Our company is the only entity in the United States providing specific self-storage brokerage training; and we have the only platform to cross-sell buyers from one product type to another. Approximately 35 percent to 40 percent of the self-storage assets we sold last year were to investors who owned other product types, such as apartments, hotels and retail.

Our technology and national platform allow our agents to receive real-time notification when a new listing comes into Marcus & Millichap’s database. Agents receive a signal to their cell phones when the listing comes into the system matching a client’s criteria. The agent can present the listing to clients before the competition even knows a property is available. The buyers we represent truly appreciate the competitive advantage.

In addition, we’ve created a board of directors, comprised of senior members, two mid-level agents and two one-year agents. The board guides the group’s collective wants, needs and objectives from the ground up.

Tradeshows have been important in building our brand on a national level and helping us spend more face time with clients. Approximately 50 percent of our clients are based outside the state where the listing originated. As a consequence, we don’t get to spend time with some of them.

The conferences are also great tools for learning about operational trends, which helps our agents improve their understanding of an owner’s trials and tribulations. They can better advise them on when to sell, refinance, when to hold a property and when to buy.

Any future speculations?

The NSSG will be the No. 1 provider of brokerage, advisory, research, consulting and financial services throughout the self-storage industry. The first thing someone does when they have a problem with the IRS is call their accountant.

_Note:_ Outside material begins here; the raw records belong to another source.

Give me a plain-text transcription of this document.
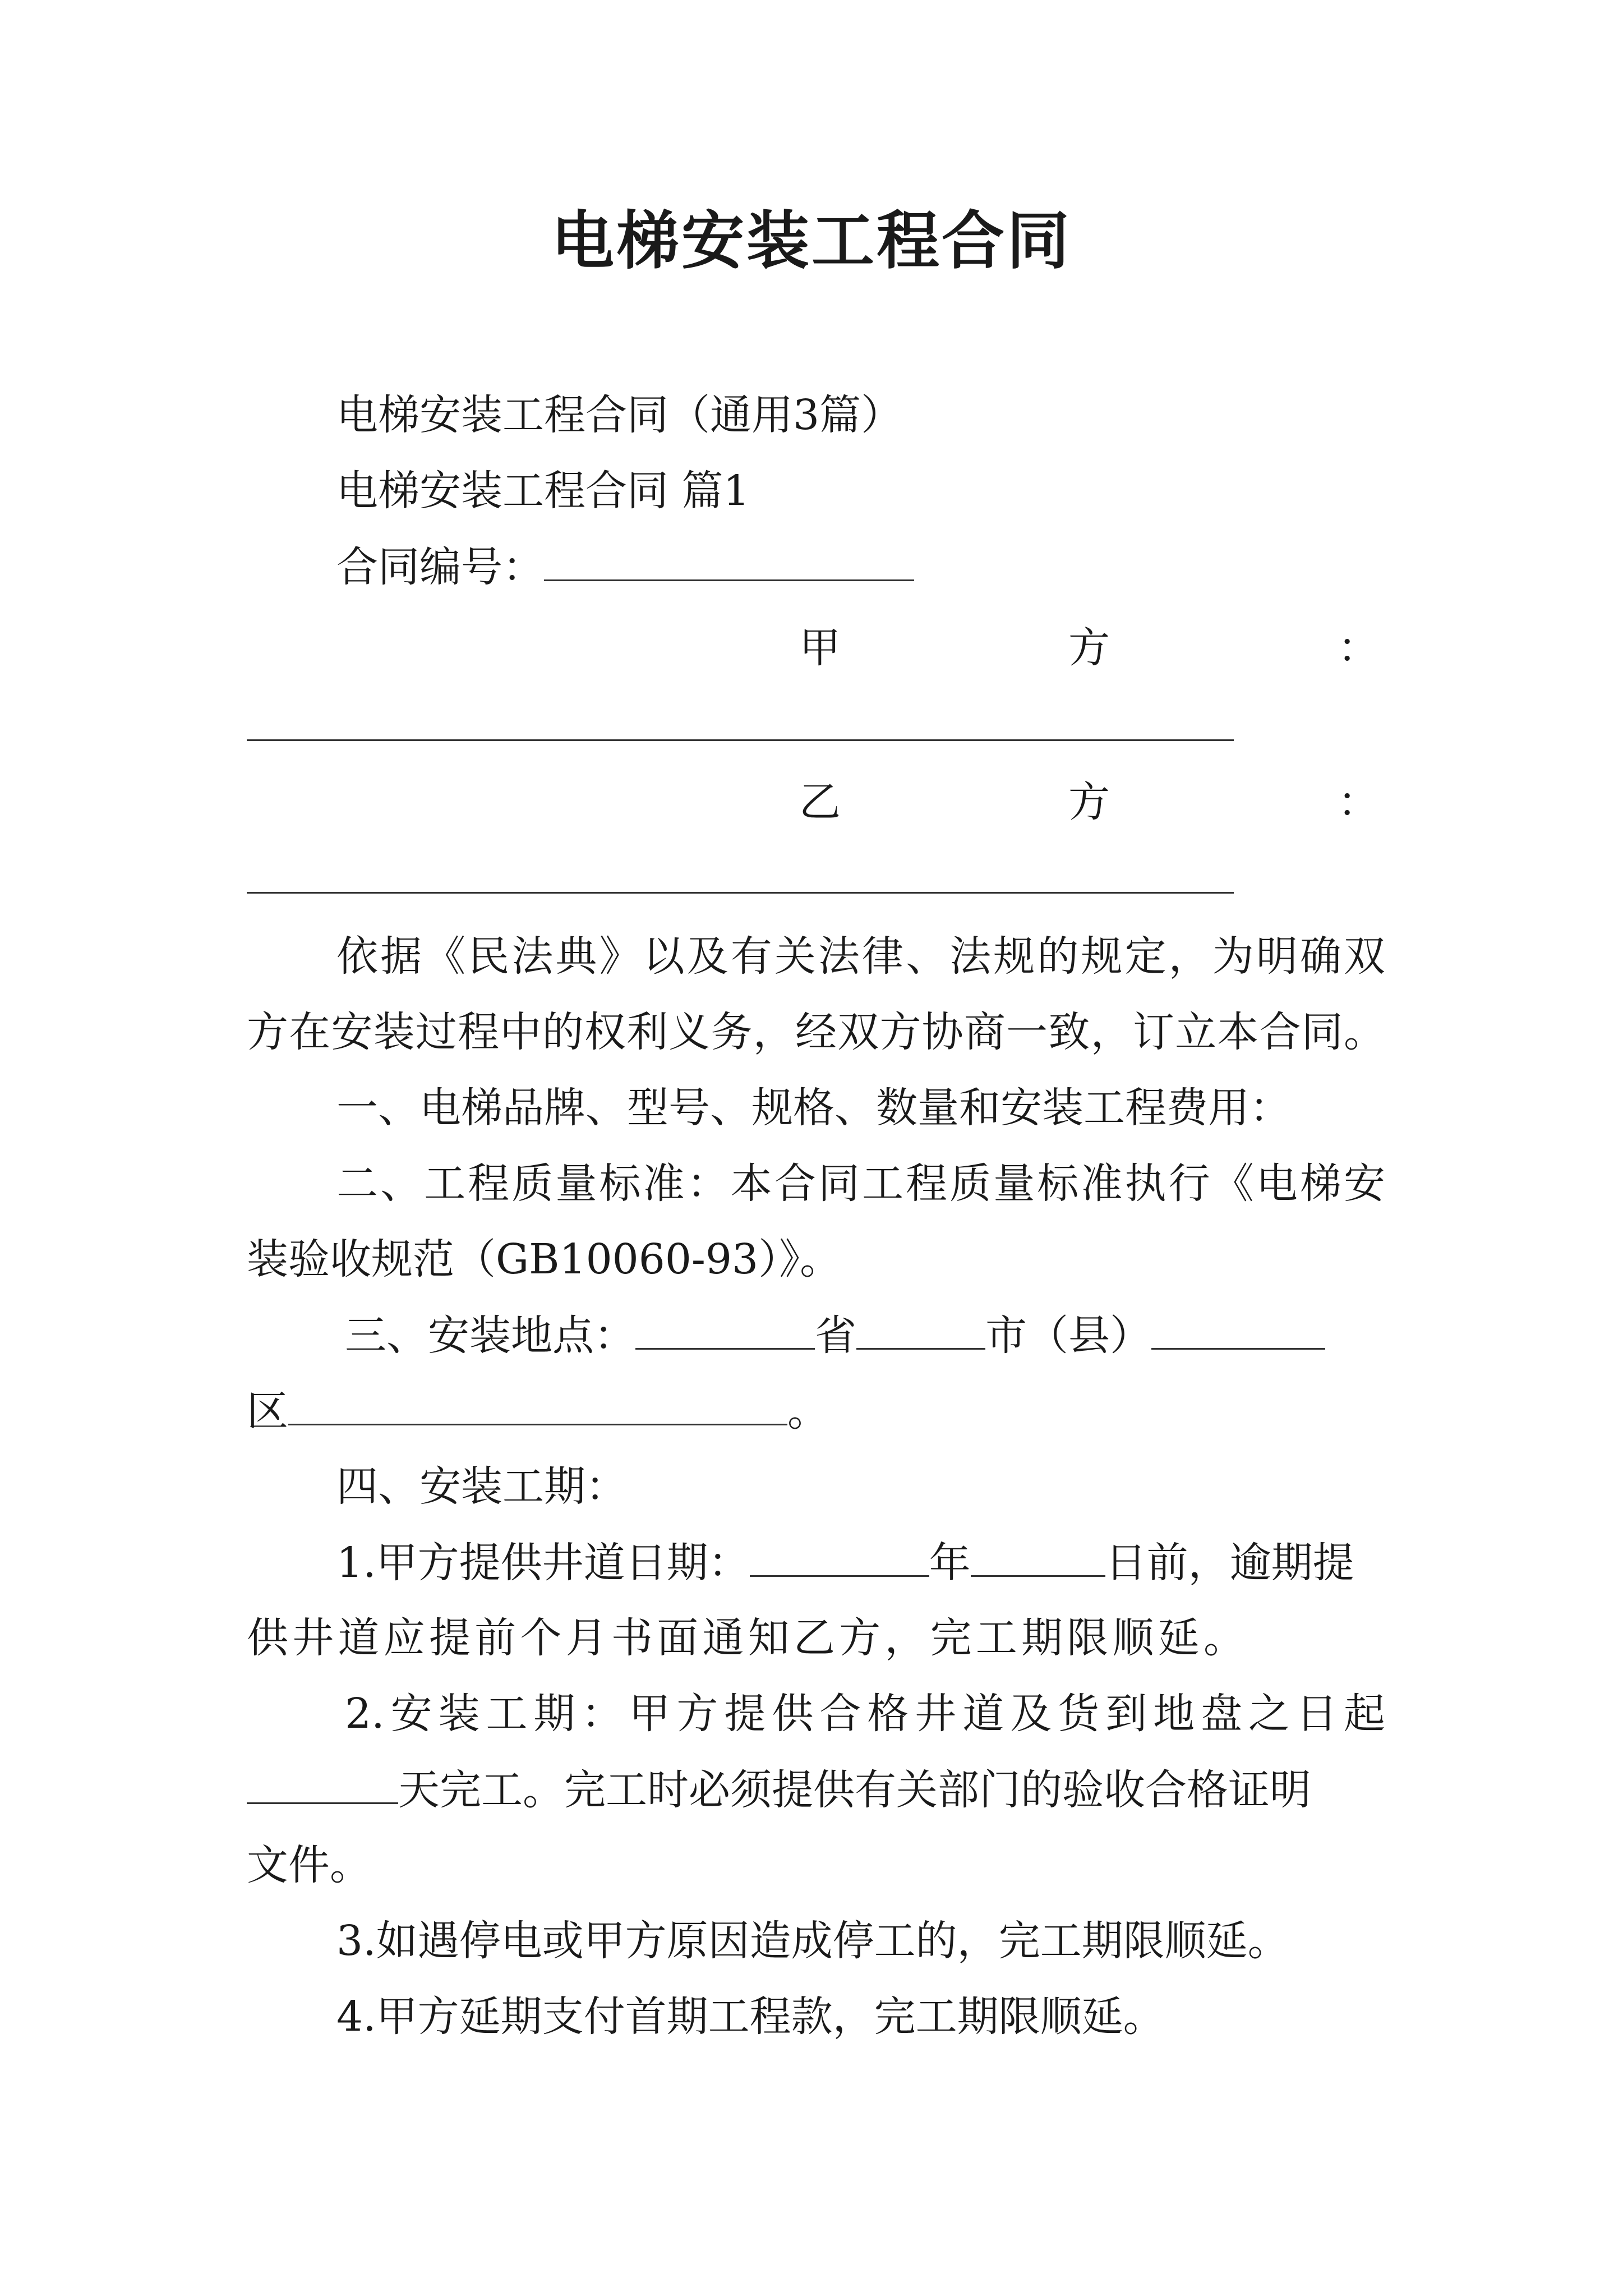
电梯安装工程合同
电梯安装工程合同（通用3篇）
电梯安装工程合同 篇1
合同编号：
甲	方	：
乙	方	：
依据《民法典》以及有关法律、法规的规定，为明确双
方在安装过程中的权利义务，经双方协商一致，订立本合同。
一、电梯品牌、型号、规格、数量和安装工程费用：
二、工程质量标准：本合同工程质量标准执行《电梯安
装验收规范（GB10060-93）》。
三、安装地点：	省	市（县）
区	。
四、安装工期：
1.甲方提供井道日期：	年	日前，逾期提
供井道应提前个月书面通知乙方，完工期限顺延。
2.安装工期：甲方提供合格井道及货到地盘之日起
天完工。完工时必须提供有关部门的验收合格证明
文件。
3.如遇停电或甲方原因造成停工的，完工期限顺延。
4.甲方延期支付首期工程款，完工期限顺延。
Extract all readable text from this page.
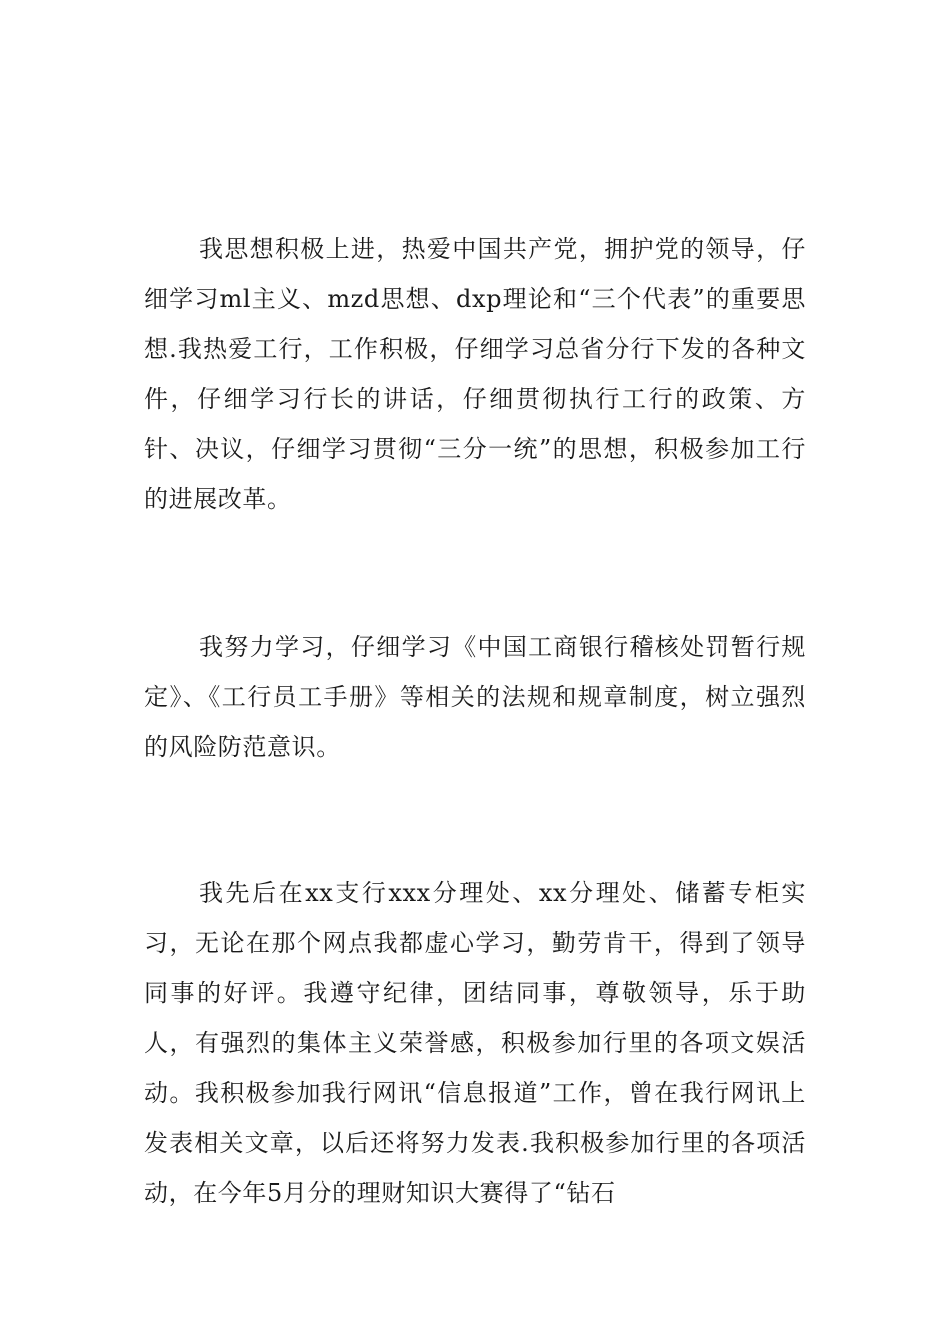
我思想积极上进，热爱中国共产党，拥护党的领导，仔细学习ml主义、mzd思想、dxp理论和“三个代表”的重要思想.我热爱工行，工作积极，仔细学习总省分行下发的各种文件，仔细学习行长的讲话，仔细贯彻执行工行的政策、方针、决议，仔细学习贯彻“三分一统”的思想，积极参加工行的进展改革。

我努力学习，仔细学习《中国工商银行稽核处罚暂行规定》、《工行员工手册》等相关的法规和规章制度，树立强烈的风险防范意识。

我先后在xx支行xxx分理处、xx分理处、储蓄专柜实习，无论在那个网点我都虚心学习，勤劳肯干，得到了领导同事的好评。我遵守纪律，团结同事，尊敬领导，乐于助人，有强烈的集体主义荣誉感，积极参加行里的各项文娱活动。我积极参加我行网讯“信息报道”工作，曾在我行网讯上发表相关文章，以后还将努力发表.我积极参加行里的各项活动，在今年5月分的理财知识大赛得了“钻石
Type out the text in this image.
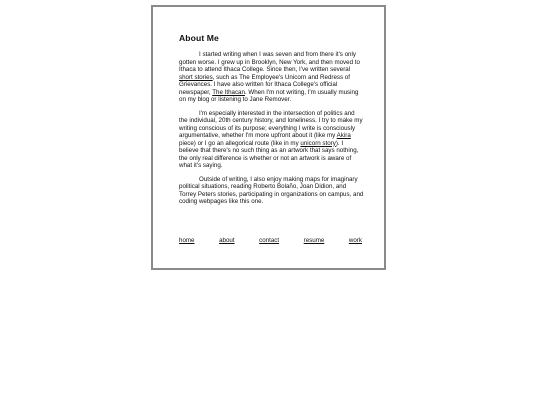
About Me

I started writing when I was seven and from there it's only gotten worse. I grew up in Brooklyn, New York, and then moved to Ithaca to attend Ithaca College. Since then, I've written several short stories, such as The Employee's Unicorn and Redress of Grievances. I have also written for Ithaca College's official newspaper, The Ithacan. When I'm not writing, I'm usually musing on my blog or listening to Jane Remover.

I'm especially interested in the intersection of politics and the individual, 20th century history, and loneliness. I try to make my writing conscious of its purpose; everything I write is consciously argumentative, whether I'm more upfront about it (like my Akira piece) or I go an allegorical route (like in my unicorn story). I believe that there's no such thing as an artwork that says nothing, the only real difference is whether or not an artwork is aware of what it's saying.

Outside of writing, I also enjoy making maps for imaginary political situations, reading Roberto Bolaño, Joan Didion, and Torrey Peters stories, participating in organizations on campus, and coding webpages like this one.

home	about	contact	resume	work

The first thing they do when they have a lawsuit is call their attorney. I foresee a time in the self-storage industry when they call their M&M agent because of their specific submarket knowledge and because of a client-specific asset. We aspire to be the leader in full-service, self-storage brokerage.

In the next two to three years, we hope to have 100 agents with sales of $2 billion to $5 billion. We’ll continue to add support, research and services to allow our agents to provide clients with a better level of service than they receive today.